Boise State’s team comprises five assistant professors in the computer science department: Maria Soledad Pera, Michael Ekstrand, Hoda Mehrpouyan, Catherine Olschanowsky and Elena Sherman. They are championing the need for technological systems that are accessible, equitable and benefiting all members of our diverse society.
“For all people to benefit from technology, we cannot blindly rely on trickle-down effects; we need to consider who might be underserved by our current technologies and design to meet their needs,” read a statement from the team.
Their statement continues: “We need to consider who experiences negative effects from technology, and investigate how to mitigate negative impact and ensure it is not too concentrated. We need to consider who is able to effectively benefit from technical systems, and whether access to those benefits is fairly distributed.”

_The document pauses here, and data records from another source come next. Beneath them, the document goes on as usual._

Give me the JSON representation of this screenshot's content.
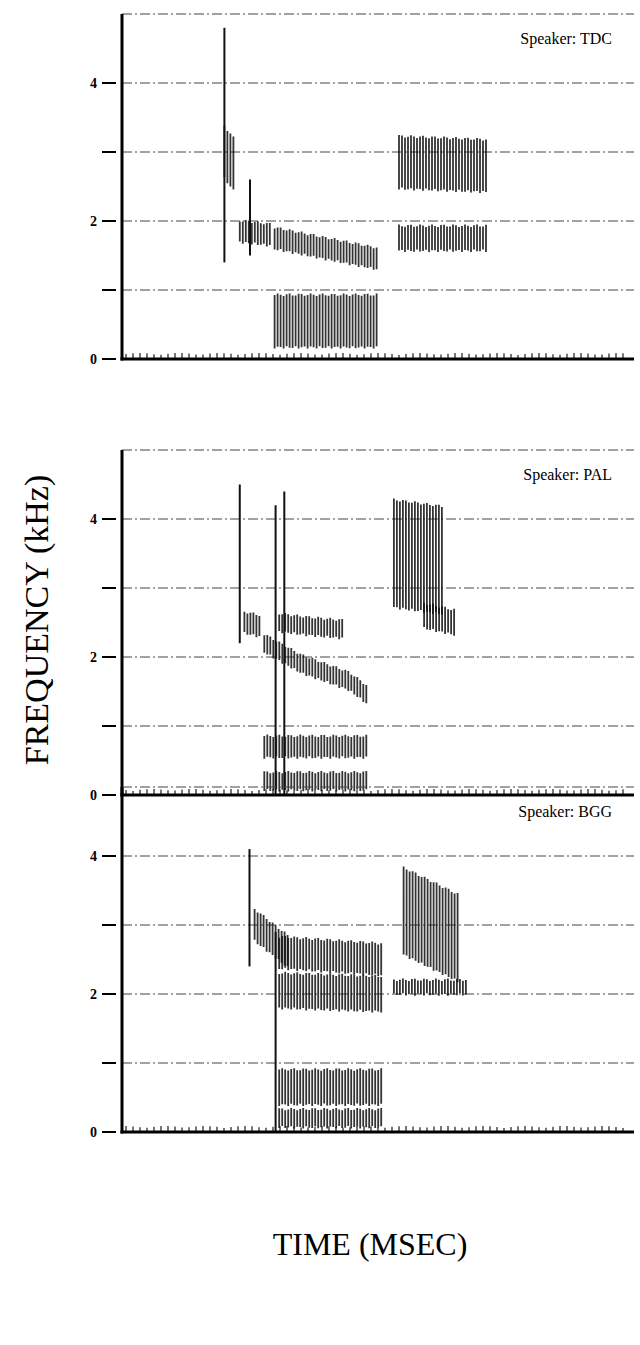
{
  "chart_data": [
    {
      "type": "spectrogram",
      "title": "Speaker: TDC",
      "xlim": [
        0,
        1000
      ],
      "ylim": [
        0,
        5
      ],
      "yticks": [
        0,
        2,
        4
      ],
      "minor_yticks": [
        1,
        3
      ],
      "tick_labels": "y",
      "grid": true,
      "bands": [
        {
          "x": [
            200,
            220
          ],
          "values": [
            3.0,
            2.8
          ],
          "bandwidth": 0.8
        },
        {
          "x": [
            230,
            290
          ],
          "values": [
            1.85,
            1.8
          ],
          "bandwidth": 0.35
        },
        {
          "x": [
            298,
            400,
            502
          ],
          "values": [
            1.75,
            1.6,
            1.45
          ],
          "bandwidth": 0.35
        },
        {
          "x": [
            298,
            502
          ],
          "values": [
            0.55,
            0.55
          ],
          "bandwidth": 0.8
        },
        {
          "x": [
            541,
            716
          ],
          "values": [
            2.85,
            2.8
          ],
          "bandwidth": 0.8
        },
        {
          "x": [
            541,
            716
          ],
          "values": [
            1.75,
            1.75
          ],
          "bandwidth": 0.4
        }
      ],
      "spikes": [
        {
          "x": 200,
          "low": 1.4,
          "high": 4.8
        },
        {
          "x": 250,
          "low": 1.5,
          "high": 2.6
        }
      ]
    },
    {
      "type": "spectrogram",
      "title": "Speaker: PAL",
      "xlim": [
        0,
        1000
      ],
      "ylim": [
        0,
        5
      ],
      "yticks": [
        0,
        2,
        4
      ],
      "minor_yticks": [
        1,
        3
      ],
      "tick_labels": "y",
      "grid": true,
      "bands": [
        {
          "x": [
            239,
            269
          ],
          "values": [
            2.5,
            2.45
          ],
          "bandwidth": 0.35
        },
        {
          "x": [
            307,
            360,
            434
          ],
          "values": [
            2.5,
            2.45,
            2.4
          ],
          "bandwidth": 0.3
        },
        {
          "x": [
            278,
            350,
            444,
            479
          ],
          "values": [
            2.2,
            1.9,
            1.65,
            1.45
          ],
          "bandwidth": 0.3
        },
        {
          "x": [
            278,
            483
          ],
          "values": [
            0.7,
            0.7
          ],
          "bandwidth": 0.35
        },
        {
          "x": [
            278,
            483
          ],
          "values": [
            0.2,
            0.2
          ],
          "bandwidth": 0.3
        },
        {
          "x": [
            531,
            628
          ],
          "values": [
            3.5,
            3.4
          ],
          "bandwidth": 1.6
        },
        {
          "x": [
            590,
            650
          ],
          "values": [
            2.6,
            2.5
          ],
          "bandwidth": 0.4
        }
      ],
      "spikes": [
        {
          "x": 230,
          "low": 2.2,
          "high": 4.5
        },
        {
          "x": 300,
          "low": 0,
          "high": 4.2
        },
        {
          "x": 317,
          "low": 0,
          "high": 4.4
        }
      ]
    },
    {
      "type": "spectrogram",
      "title": "Speaker: BGG",
      "xlim": [
        0,
        1000
      ],
      "ylim": [
        0,
        5
      ],
      "yticks": [
        0,
        2,
        4
      ],
      "minor_yticks": [
        1,
        3
      ],
      "tick_labels": "y",
      "grid": true,
      "bands": [
        {
          "x": [
            259,
            327
          ],
          "values": [
            3.0,
            2.6
          ],
          "bandwidth": 0.5
        },
        {
          "x": [
            307,
            512
          ],
          "values": [
            2.05,
            2.0
          ],
          "bandwidth": 0.55
        },
        {
          "x": [
            307,
            512
          ],
          "values": [
            2.6,
            2.5
          ],
          "bandwidth": 0.5
        },
        {
          "x": [
            307,
            512
          ],
          "values": [
            0.65,
            0.65
          ],
          "bandwidth": 0.55
        },
        {
          "x": [
            307,
            512
          ],
          "values": [
            0.2,
            0.2
          ],
          "bandwidth": 0.3
        },
        {
          "x": [
            550,
            660
          ],
          "values": [
            3.2,
            2.8
          ],
          "bandwidth": 1.3
        },
        {
          "x": [
            531,
            677
          ],
          "values": [
            2.1,
            2.1
          ],
          "bandwidth": 0.25
        }
      ],
      "spikes": [
        {
          "x": 249,
          "low": 2.4,
          "high": 4.1
        },
        {
          "x": 300,
          "low": 0,
          "high": 2.9
        }
      ]
    }
  ],
  "axis_labels": {
    "y": "FREQUENCY (kHz)",
    "x": "TIME (MSEC)"
  }
}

This competition is designed to offer the brightest minds across the country a chance to propose the big questions that the NSF needs to address, and spur the scientific breakthroughs that must occur to solve complex, long-term problems facing society. Winners also will receive a cash prize of $26,000 and national recognition.
The team member’s combined areas of expertise (which include information retrieval, machine learning, fairness and discrimination, human-computer interaction, formal methods, privacy, cyber-physical systems, software development, high performance computing and real-time monitoring) inform their mission of achieving beneficent and equitable technological systems.
“This proposal calls for a national research agenda to understand how the technical systems that we are building in to our society, such as social networking and other online media, large-scale automation, etc., affect us,” said Mehrpouyan. “We hope to see the insights that arise from this program result in better technologies and better policies that ensure these systems answer to people and not the other way around.”